Whoever holds a majority has builtin leverage, because only the majority gets to decide which bills pass, and which don’t, meaning an investment in — oops, a donation to a General Assembly minority caucus is arguably a waste in purely economic terms.
The Senate Republicans’ campaign fund drew some predictable donors, such as American Electric Power’s Committee for Responsible Government ($20,000).
Irony is lost on some people. Complete coincidence, neither the Senate nor the House has repealed the part of scandal-wracked House Bill 6 that makes Ohio electricity consumers subsidize two cash-burning … uh … coal-burning … power plants in which AEP holds a stake.
Senate Republicans’ midsummer report also reveals a few other coincidences.
On Tuesday, the Ohio Supreme
Court (4-3 Republican) will hear oral arguments over the constitutionality – or not – of new Ohio congressional districts which the state Senate and Ohio House gerrymandered last month.
How state legislators draw congressional districts can make it harder or easier for a U.S. House member to keep his or her seat.
Ohio will have 15 seats in the U.S. House of Representatives, beginning in January 2023 and the map the General Assembly drew (Substitute Senate Bill 258, passed Nov. 18, and signed by Republican Gov. Mike Dewine) likely will give the GOP an edge in 12 of those 15 seats, that is, 80% of them, which is interesting given that Ohio twice backed Barack Obama and Bill Clinton for president, and three times has backed Sen. Sherrod Brown, a Cleveland Democrat.
Surely, it was just to reward good government, but campaign committees representing some Ohio Republicans in Congress donated more than $100,000 of the total contributions the Republican
Senate Campaign Committee reported in July.
Among them: The campaign for Rep. Jim Jordan, of Urbana, made two donations totaling $40,496; the campaign for Rep. Brad Wenstrup, of Cincinnati, made donations totaling $12,000; the campaign for Rep. Warren Davidson, of Troy, made a donation of $19,939; the campaign for Rep. Bill Johnson of Marietta, donated $10,000, as did the campaign of Rep. Bob Latta, of Bowling Green; and the campaigns of Reps. Troy Balderson, of Zanesville, Bob Gibbs, of Lakeville, and Dave Joyce, of suburban Cleveland, gave $5,000 each, for a total of $15,000.
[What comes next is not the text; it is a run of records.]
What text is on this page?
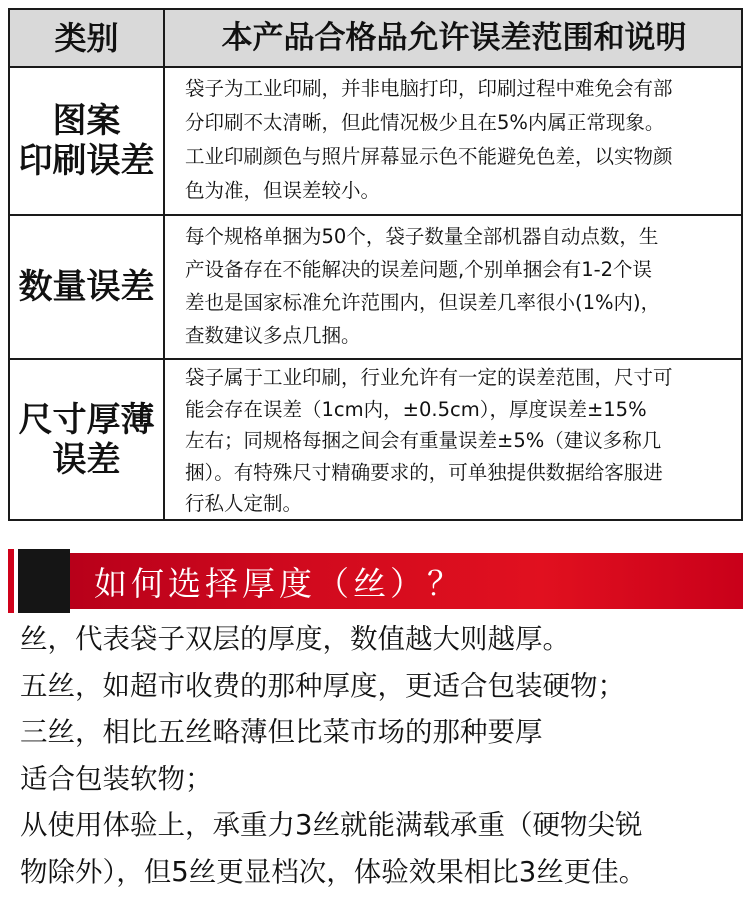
类别	本产品合格品允许误差范围和说明
图案
印刷误差
袋子为工业印刷，并非电脑打印，印刷过程中难免会有部
分印刷不太清晰，但此情况极少且在5%内属正常现象。
工业印刷颜色与照片屏幕显示色不能避免色差，以实物颜
色为准，但误差较小。
数量误差
每个规格单捆为50个，袋子数量全部机器自动点数，生
产设备存在不能解决的误差问题,个别单捆会有1-2个误
差也是国家标准允许范围内，但误差几率很小(1%内)，
查数建议多点几捆。
尺寸厚薄
误差
袋子属于工业印刷，行业允许有一定的误差范围，尺寸可
能会存在误差（1cm内，±0.5cm），厚度误差±15%
左右；同规格每捆之间会有重量误差±5%（建议多称几
捆）。有特殊尺寸精确要求的，可单独提供数据给客服进
行私人定制。
如何选择厚度（丝）？
丝，代表袋子双层的厚度，数值越大则越厚。
五丝，如超市收费的那种厚度，更适合包装硬物；
三丝，相比五丝略薄但比菜市场的那种要厚
适合包装软物；
从使用体验上，承重力3丝就能满载承重（硬物尖锐
物除外），但5丝更显档次，体验效果相比3丝更佳。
Only a cynic would suggest there’s any connection between those donations and the Gop-friendly congressional map state Senate Republicans helped draw.
Meanwhile: Voters should brace themselves for 2022. It will be anything but dull, thanks to a hotly contested U.S. Senate primary among Republicans and a separate quest by some righter-thanthou Republicans to nominate someone other than incumbent Mike Dewine for governor. That’s extremely unlikely.
It’s unclear if Ohio Republicans have ever denied a GOP governor re-nomination. But as a savvy Democrat recently noted in private, Democrats did deny renomination in 1938 to Gov. Martin L. Davey, of Kent, who’d feuded with Franklin D. Roosevelt and unions. Democrats instead nominated Cincinnatian Charles Sawyer for governor; he lost to GOP nominee John W. Bricker.